No-one will ever comprehend the fear, the desperation and the frustration that this project has caused over these past 8 years. Despite indescribable stress on their shoulders Nic, then Ryan and our team have kept the faith and kept their resolve, and kept on keeping on when hopelessness prevailed. Today, their relief in finally bring the bears home is palpable - and has rippled across the organisation worldwide - with every single staff member so deeply invested in this journey too, now elated to be seeing the bears finally with us in Chengdu.
I sometimes look back and wonder whether we should have embarked on this mission. But the answer has always been the same - an emphatic yes, for too many reasons to mention, not least that we were given the opportunity to give bears their days in the sun - and how could we ever turn away from that.
Today, they have rewarded us a thousand times over. To see bears we thought we knew, now behaving in ways that demonstrate their long dormant senses awakened, is a miracle to witness. Bärack, with his nerve damaged and sticky-out tongue, and his disabled back legs, now throwing himself into clumsy roly poly's in the grass is heart stoppingly poignant. Pickle Nicol clambering precipitously high in her den to get a good nosy look at her new neighbours and sliding clumsily down into an ocean of straw, that then sees her throwing it high into the air with excitement, or others having a "zoomie" in the sun drenched enclosure as something in their opening hearts tells them that they're free. Without even knowing it, their arrival will keep our sanctuary operational too for at least the next 20 years. Because of them, we can redouble our efforts to work with the authorities in China in critical programs of bear protection and rescue.

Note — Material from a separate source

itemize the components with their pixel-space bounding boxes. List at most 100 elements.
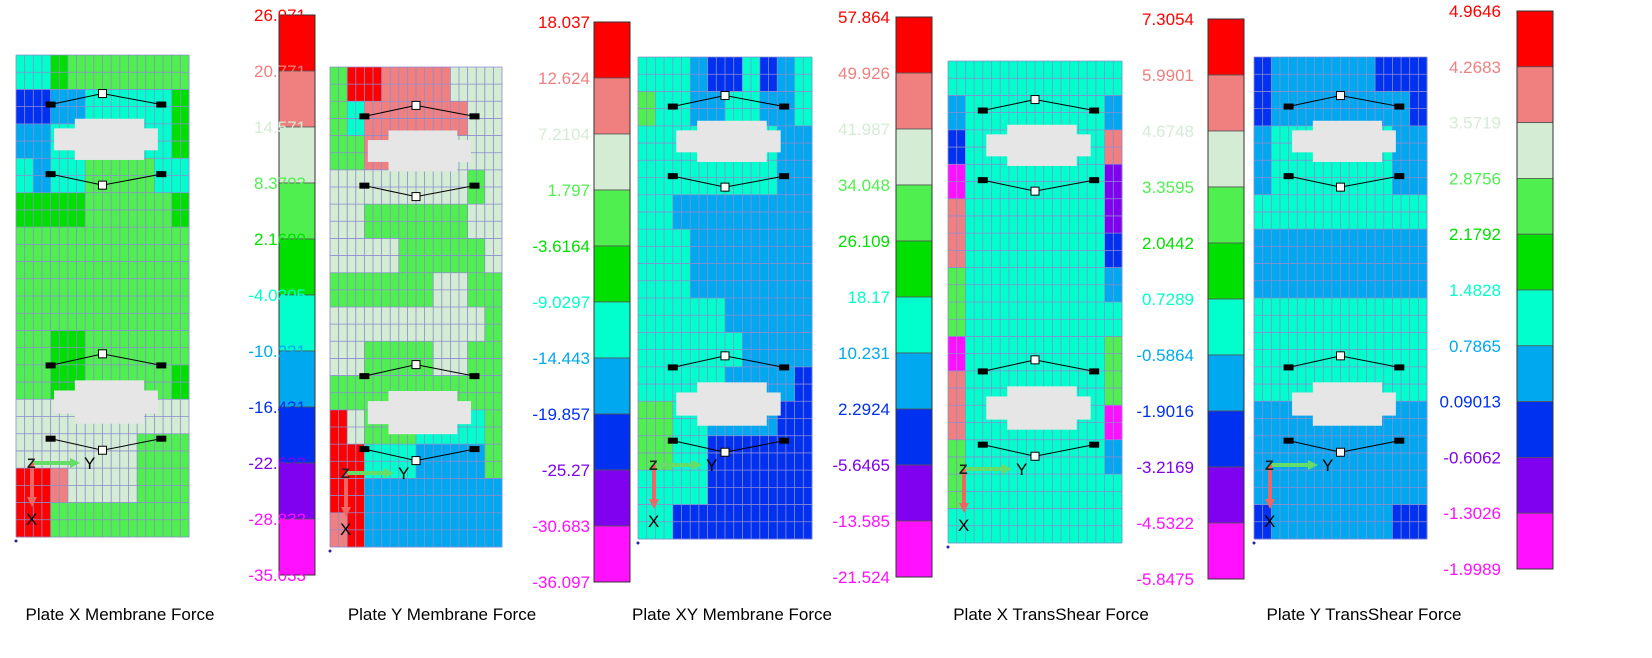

Devastatingly, one special bear, Coconut, died suddenly five weeks after she arrived in the first group of bears. Shocking everyone to the core with the sudden trauma of the loss, the post mortem showed a large blood clot on her brain, with nothing that could have been done to detect it until the day she slipped away. Tragically unfair, after she had been giddy with happiness to be out playing on the grass, and just when she and sweet Bärack had shown such beautiful signs of a new friendship in their River House of kindness and love.
This beautiful bear was buried in our garden of rest - the first bear from Nanning to be buried in Chengdu and now symbolising the other 31 bears left behind who sadly never enjoyed their final years of sanctuary with the family who loved them and set them "free".
Our gratitude to all of our supporters and friends worldwide who stayed with us in faith and confidence over these 8 long years. You must know too well the relief and happiness to be sharing this final chapter of the story with you all, and to have welcomed 101 ecstatically happy bears...... home.